Les institutions de la France Libre
En dotant la France Libre d’institutions politiques, de Gaulle entend imposer sa souveraineté sur les territoires ralliés. L’histoire des institutions de la France Libre se lit alors comme celle de l’établissement d’un Etat, à la fois continuateur de la légitimité nationale et instrument de rénovation. Elle participe de la quête d’une souveraineté qui anime la France Libre dès 1940.
La France s’organise d’abord militairement dans la mesure où elle ne peut encore revendiquer d’autorité sur un territoire. A partir du mois d’août 1940, après les succès remportés dans le ralliement de l’AEF, de Gaulle dispose d’une base territoriale pour « mettre sur pied l’embryon d’un pouvoir et d’une administration ». Reconnu par Winston Churchill comme « Chef des Français libres », le 28 juin 1940, aux termes d’un accord préparé par le professeur René Cassin, le général de Gaulle institue, le 27 octobre 1940, à Brazzaville, « terre française », un « Conseil de Défense de l’Empire » . De Gaulle assigne à cette institution une double mission : « exercer la conduite de la guerre » et « traiter avec les puissances étrangères ». Une création qui intervient quelques jours seulement après l’entrevue de Montoire entre Pétain et Hitler. De Gaulle fixe des limites à ses attributions : « J’exercerai mes pouvoirs au nom de la France et uniquement pour la défendre, et je prends l’engagement solennel de rendre compte de mes actes aux représentants du peuple français, dès qu’il aura été possible d’en désigner librement ». et proclame, dans une « Déclaration organique« , l’illégalité et l’inconstitutionnalité du gouvernement de Vichy .

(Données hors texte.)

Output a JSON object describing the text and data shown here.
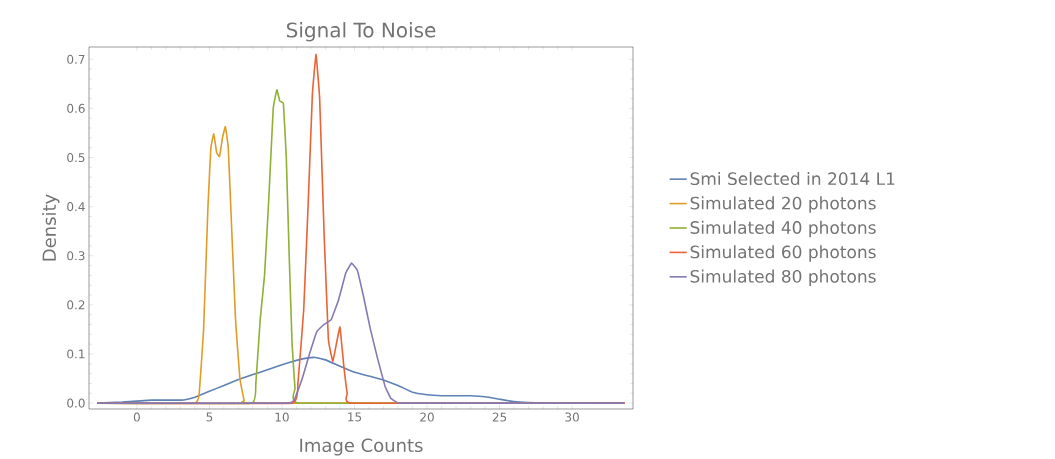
{
  "chart_data": {
    "type": "line",
    "title": "Signal To Noise",
    "xlabel": "Image Counts",
    "ylabel": "Density",
    "xlim": [
      -3.3,
      34.2
    ],
    "ylim": [
      -0.012,
      0.725
    ],
    "xticks": [
      0,
      5,
      10,
      15,
      20,
      25,
      30
    ],
    "yticks": [
      {
        "value": 0,
        "label": "0.0"
      },
      0.1,
      0.2,
      0.3,
      0.4,
      0.5,
      0.6,
      0.7
    ],
    "grid": false,
    "legend": "right",
    "marker": "none",
    "line_style": "solid",
    "series": [
      {
        "name": "Smi Selected in 2014 L1",
        "color": "#5e81b5",
        "x": [
          -2.75,
          -1,
          0,
          1,
          2,
          3,
          3.5,
          4,
          5,
          6,
          7,
          8,
          9,
          10,
          11,
          11.8,
          12.3,
          13,
          14,
          15,
          16,
          17,
          18,
          19,
          20,
          21,
          22,
          23,
          24,
          25,
          26,
          27,
          28,
          30,
          32,
          33.6
        ],
        "values": [
          0.0,
          0.002,
          0.004,
          0.006,
          0.006,
          0.006,
          0.008,
          0.012,
          0.024,
          0.036,
          0.048,
          0.058,
          0.068,
          0.078,
          0.087,
          0.092,
          0.093,
          0.088,
          0.075,
          0.063,
          0.055,
          0.047,
          0.036,
          0.022,
          0.017,
          0.015,
          0.015,
          0.015,
          0.013,
          0.008,
          0.003,
          0.001,
          0.0,
          0.0,
          0.0,
          0.0
        ]
      },
      {
        "name": "Simulated 20 photons",
        "color": "#e19c24",
        "x": [
          -2.75,
          4.0,
          4.3,
          4.6,
          4.9,
          5.1,
          5.3,
          5.5,
          5.7,
          5.9,
          6.1,
          6.3,
          6.5,
          6.8,
          7.1,
          7.4,
          7.7,
          33.6
        ],
        "values": [
          0.0,
          0.0,
          0.02,
          0.15,
          0.4,
          0.52,
          0.548,
          0.51,
          0.502,
          0.54,
          0.563,
          0.52,
          0.38,
          0.17,
          0.05,
          0.005,
          0.0,
          0.0
        ]
      },
      {
        "name": "Simulated 40 photons",
        "color": "#8fb032",
        "x": [
          -2.75,
          7.9,
          8.2,
          8.5,
          8.8,
          9.1,
          9.4,
          9.65,
          9.85,
          10.1,
          10.3,
          10.5,
          10.7,
          10.9,
          11.2,
          33.6
        ],
        "values": [
          0.0,
          0.0,
          0.04,
          0.17,
          0.26,
          0.42,
          0.6,
          0.638,
          0.615,
          0.61,
          0.5,
          0.3,
          0.12,
          0.03,
          0.0,
          0.0
        ]
      },
      {
        "name": "Simulated 60 photons",
        "color": "#eb6235",
        "x": [
          -2.75,
          10.7,
          11.1,
          11.5,
          11.8,
          12.1,
          12.35,
          12.6,
          12.9,
          13.2,
          13.5,
          13.75,
          14.0,
          14.25,
          14.5,
          14.8,
          33.6
        ],
        "values": [
          0.0,
          0.0,
          0.04,
          0.19,
          0.4,
          0.63,
          0.71,
          0.62,
          0.35,
          0.13,
          0.085,
          0.12,
          0.155,
          0.08,
          0.02,
          0.0,
          0.0
        ]
      },
      {
        "name": "Simulated 80 photons",
        "color": "#8778b3",
        "x": [
          -2.75,
          10.4,
          10.9,
          11.4,
          11.9,
          12.4,
          12.9,
          13.4,
          13.9,
          14.4,
          14.8,
          15.2,
          15.6,
          16.1,
          16.6,
          17.1,
          17.5,
          17.9,
          18.3,
          33.6
        ],
        "values": [
          0.0,
          0.0,
          0.01,
          0.05,
          0.1,
          0.145,
          0.16,
          0.17,
          0.21,
          0.265,
          0.285,
          0.27,
          0.22,
          0.15,
          0.09,
          0.035,
          0.01,
          0.002,
          0.0,
          0.0
        ]
      }
    ]
  }
}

Le 24 septembre 1941 il crée à Londres un « Comité national français« , c’est là la première structure gouvernementale. Le général de Gaulle n’est plus « chef des Français Libres » mais « Président du CNFL ». Même s’il n’existe pas encore d’assemblée législative, de Gaulle s’engage à « soumettre dès que possible les ordonnances du Comité à la ratification de la représentation nationale ». Le CNFL entend défendre les intérêts de la France dans le camp des Alliés et administre les territoires ralliés à la France libre, soit : l’Afrique équatoriale Française, le Cameroun, les Comptoirs français de l’Inde, Saint-Pierre-et-Miquelon, la Nouvelle Calédonie et les autres possessions françaises du Pacifique.
Avec le débarquement américain en Afrique du Nord de novembre 1942, la légitimité de la France libre est contestée par le président Roosevelt. L’institution à Alger, le 30 mai 1943 du « Comité français de Libération nationale » (CFLN) et d’une Assemblée consultative provisoire répond aux vœux de la résistance. Après avoir été co-présidé par de Gaulle et Giraud, le CFLN, sous la seule présidence du général de Gaulle, prend à partir du 9 novembre 1943, la forme d’un véritable gouvernement où siègent d’anciens responsables des mouvements de résistance et des hommes politiques.
Le 3 juin 1944 le CFLN prendra la dénomination de « Gouvernement provisoire de la République française » (GPRF). Président d’un gouvernement d’unanimité nationale, le général de Gaulle, acclamé à Paris le 26 août et en province les jours suivants a réussi à rassembler les Français autour de lui. Le 23 octobre 1944, les États-Unis, la Grande-Bretagne et l’URSS reconnaissent le GPRF. Grâce à Charles de Gaulle et à l’action menée par la France Libre depuis juin 1940, la France sera présente le 8 mai 1945 à la table des vainqueurs.